Hücuma dair bunca istatistik vermişken yeni dizilişle birlikte kalesini tamamen gole kapatan savunmadan bahsetmemek olmaz. Merkezde David Luiz, sol stoperde Cahill, sağ stoperde her rolün adamı Cesar Azpilicueta’dan oluşan üçlünün arkasında Courtois, önlerinde Kante ve Matic ikilisinden duvar gibi bir orta saha var. Bu tabloda özellikle Cesar Azpilicueta’yı takdir etmek gerek. Chelsea’ye transfer olduğunda bir sağ bek oyuncusuyken, ihtiyaç anında sol beke geçip o kadar iyi oynadı ki, orayı da doğal mevkisi haline getirdi. Şimdi ise hocasının isteği üzerine sağ stoperde formanın hakkını veriyor. Kadrodaki Terry, İvanovic gibi isimlerin önünde ilk 11’de. Sakatlıktan döndükten sonra Zouma’yı çetin bir forma savaşı bekliyor.
Son Söz
Conte’nin geçen sezondan devraldığı enkazı kısaca hatırlayacak olursak onun yarattığı olumlu anlamdaki değişimin kıymetini daha iyi anlayacağımızı düşünüyorum. Daha görevi aldığı anda tabağında bir dizi problem buldu. İşteki ilk gününde Terry’nin takımdaki geleceğine dair bir karar vermesi, geçen sezonu kiralık olarak geçiren çok sayıda oyuncu arasında faydalanabileceklerini seçmesi, bir transfer politikası ve listesi belirlemesi, geçen yıl dökülen Hazard başta olmak üzere takımın önemli isimlerini mental olarak toparlaması ve hangi genç oyunculara ne kadar süre vereceğini planlaması gerekiyordu. Bunların hepsini Euro 2016 sonrası kısa bir süre içerisinde yapması da cabası. Ayrıca bu problemlere daha sonra takımın en önemli oyuncularından Fabregas’la bir türlü yıldızının barışmaması da eklendi. Fabregas’ı bu sezon yalnızca 4 maçta tercih eden Conte, Maviler’e katıldığından beri takımın değişmezlerinden olan İspanyol oyuncuyu toplam sadece 87 dakika sahada tuttu.
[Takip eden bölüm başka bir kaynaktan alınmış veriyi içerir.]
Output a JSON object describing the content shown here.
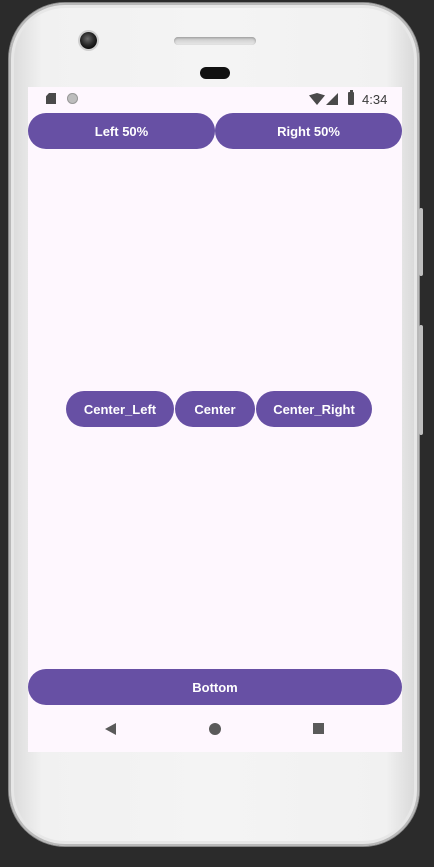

Liverpool ve Arsenal yenilgilerinden sonra kötü gidişatı tersine çevirememiş olsa Fabregas’ı kulübede oturtması, Conte’yi sert eleştirilere karşı savunmasız bırakabilirdi. Cesur bir hamle.
Toparlayacak olursam, buralardan gelen takım dün akşam Everton’a sahayı dar etti ve izleyicilere 5 gollük bir futbol resitali izletti. Chelsea takım halinde %90 pas isabetiyle oynadığı karşılaşmada %60 oranında topa sahip oldu. Keoman takımına 70 dakika boyunca şut dahi attırmayan rakibine maç sonunda hakkını teslim etti: “Hayatta bazen rakibinizin sizden daha iyi olduğunu kabul etmek zorunda kalırsınız. Bugün olan da buydu.”
Chelsea yönetimi ve taraftarı tutkulu hocaları Conte ile doğru eşleşmeyi bulmuş görünüyor. Henüz 11. hafta geride kalırken geçen sezonun toplamında kendi evlerinde kazandıkları maç sayısını yakaladılar. Conte’nin yeni elbisesi Chelsea’ye yakışmış.
Chelsea böylesine formdayken Guardiola ve Mourinho’nun tökezlemeleri Premier Lig’de her hafta kartların yeniden karılmasına, yeni senaryoların dile getirilmesine sebep oluyor. 2004’den beri bu kupayı kaldıramayan Wenger, bu yıl aklındaki takımı kurmuş olan Kloop, Kuzey Londra’nın genç prensi Pochettino ve yazımızın kahramanı Conte ile bu yılki şampiyonluk yarışı tadından yenmiyor desem yeridir. Onların varlığı saha içini olduğu kadar saha kenarını da izletiyor.